- Film logo in French
- Directed by: Jean-Christophe Dessaint
- Screenplay by: Amandine Taffin
- Based on: The Day of the Crows by Jean-François Beauchemin
- Produced by: William Picot Marc Jousset Roger Frappier Stephan Roelants
- Edited by: Opportune Taffin
- Music by: Simon Leclerc
- Distributed by: Gébéka Films
- Release date: 24 October 2012;
- Running time: 96 minutes
- Countries: France Luxembourg Belgium Canada
- Language: French
- Box office: $473,104

= The Day of the Crows =

2012 animated film

The Day of the Crows (Le Jour des corneilles) is a 2012 French-language traditionally animated fantasy film directed by Jean-Christophe Dessaint from a screenplay by Amandine Taffin, based on the eponymous 2004 novel by Québécois writer Jean-François Beauchemin. An international co-production with France, Luxemburg, Belgium and Canada, the film was produced by Finalement, Walking the Dog, Mélusine Productions, Max Films and uFilm.
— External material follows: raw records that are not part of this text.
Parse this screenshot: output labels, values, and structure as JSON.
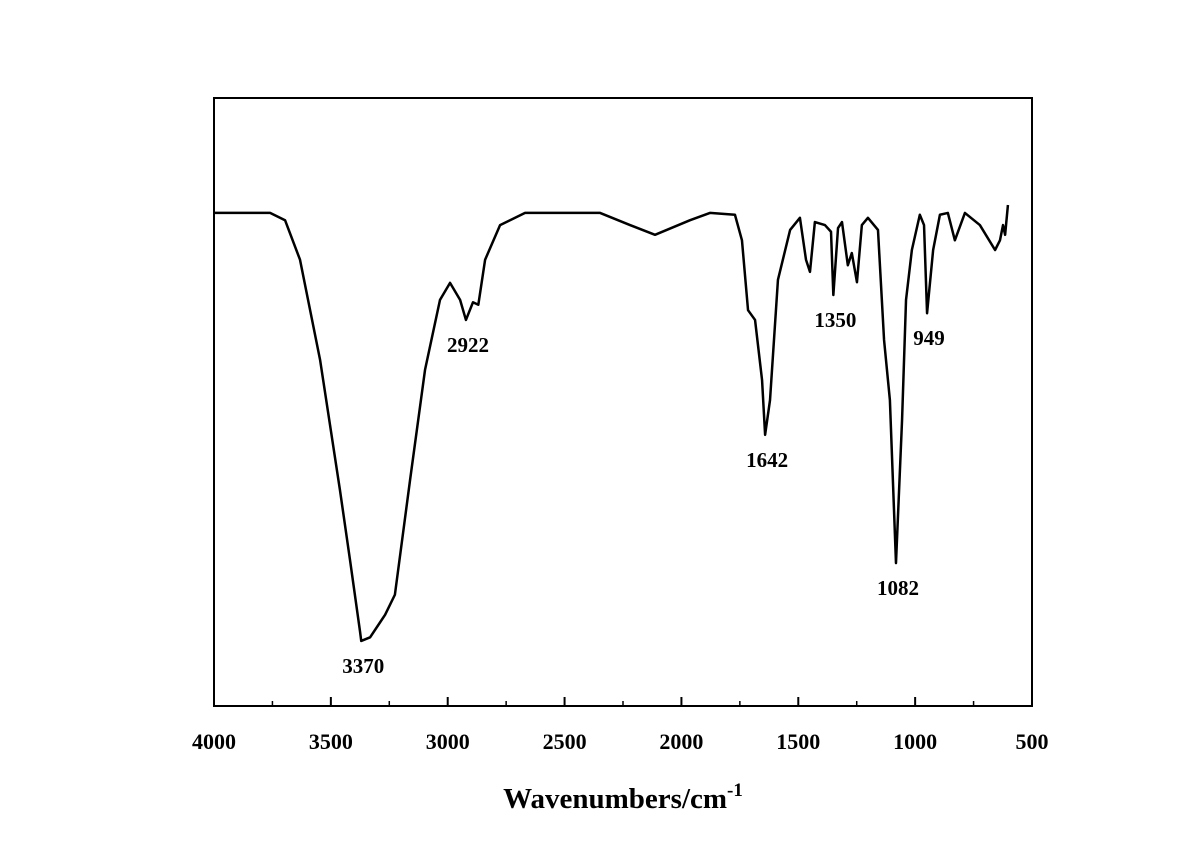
{
  "chart_data": {
    "type": "line",
    "xlabel": "Wavenumbers/cm",
    "xlabel_sup": "-1",
    "xlim": [
      4000,
      500
    ],
    "ylim": [
      0,
      100
    ],
    "xticks": [
      4000,
      3500,
      3000,
      2500,
      2000,
      1500,
      1000,
      500
    ],
    "xminorticks": [
      3750,
      3250,
      2750,
      2250,
      1750,
      1250,
      750
    ],
    "color": "#000000",
    "peaks": [
      3370,
      2922,
      1642,
      1350,
      1082,
      949
    ],
    "x": [
      4000,
      3760,
      3696,
      3632,
      3546,
      3461,
      3418,
      3375,
      3370,
      3332,
      3268,
      3226,
      3161,
      3097,
      3033,
      2990,
      2947,
      2922,
      2892,
      2869,
      2840,
      2776,
      2669,
      2348,
      2220,
      2113,
      1963,
      1878,
      1771,
      1741,
      1715,
      1685,
      1655,
      1642,
      1621,
      1587,
      1535,
      1493,
      1467,
      1450,
      1429,
      1386,
      1360,
      1350,
      1330,
      1313,
      1288,
      1271,
      1249,
      1228,
      1202,
      1159,
      1133,
      1108,
      1082,
      1056,
      1039,
      1014,
      980,
      962,
      949,
      923,
      894,
      860,
      830,
      787,
      723,
      658,
      637,
      624,
      615,
      603
    ],
    "values": [
      81.1,
      81.1,
      79.9,
      73.4,
      56.9,
      35.5,
      24.0,
      12.2,
      10.7,
      11.3,
      15.0,
      18.3,
      37.2,
      55.3,
      66.8,
      69.6,
      66.8,
      63.5,
      66.4,
      66.0,
      73.4,
      79.1,
      81.1,
      81.1,
      79.1,
      77.5,
      79.9,
      81.1,
      80.8,
      76.6,
      65.1,
      63.5,
      53.6,
      44.6,
      50.3,
      70.1,
      78.3,
      80.3,
      73.4,
      71.4,
      79.6,
      79.1,
      78.0,
      67.6,
      78.6,
      79.6,
      72.5,
      74.5,
      69.7,
      79.1,
      80.3,
      78.3,
      60.2,
      50.3,
      23.5,
      47.0,
      66.8,
      75.0,
      80.8,
      79.1,
      64.6,
      75.0,
      80.8,
      81.1,
      76.6,
      81.1,
      79.1,
      75.0,
      76.6,
      79.1,
      77.5,
      82.4
    ]
  }
}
The Day of the Crows was released in Quebec, Canada on 19 October 2012, and in France and Belgium on 24 October.

== Premise ==
Courge lives deep in a magical forest haunted by spirits, raised by his father Courge, a giant who prevents him from exploring the outside world. One day, he is forced to go to the nearest village, where he meets the young girl Manon.

== Voice cast ==
The French voice cast is as follows:
- Lorànt Deutsch as Courge
- Jean Reno as Courge's father
- Isabelle Carré as Manon
- Claude Chabrol as the doctor
- Chantal Neuwirth as the old Bramble
- Bruno Podalydès as the nurse
- Philippe Uchan as the mayor

== Production ==
The Day of the Crows was announced on 19 October 2008, with Serge Elissalde originally set to direct. By March 2011, it was announced that Jean-Christophe Dessaint would direct the film. The soundtrack was composed by Simon Leclerc, and signed to Milan Records.

== Release ==
The Day of the Crows was released in Québécois cinemas on 19 October 2012 by Remstar, and in France and Belgium on 24 October by Gébéka Films and uDream respectively. In France, it grossed $336,144 from 186 theatres, and in Belgium The Day of the Crows grossed $4,923 in its opening week for a total gross of $50,539 from nine theatres. On 19 September 2013, it was released in Russia, Ukraine and in some Commonwealth of Independent States countries by Magna Tech Russia. Released in 132 theatres, it grossed $86,421, contributing to its worldwide box office gross of $473,104.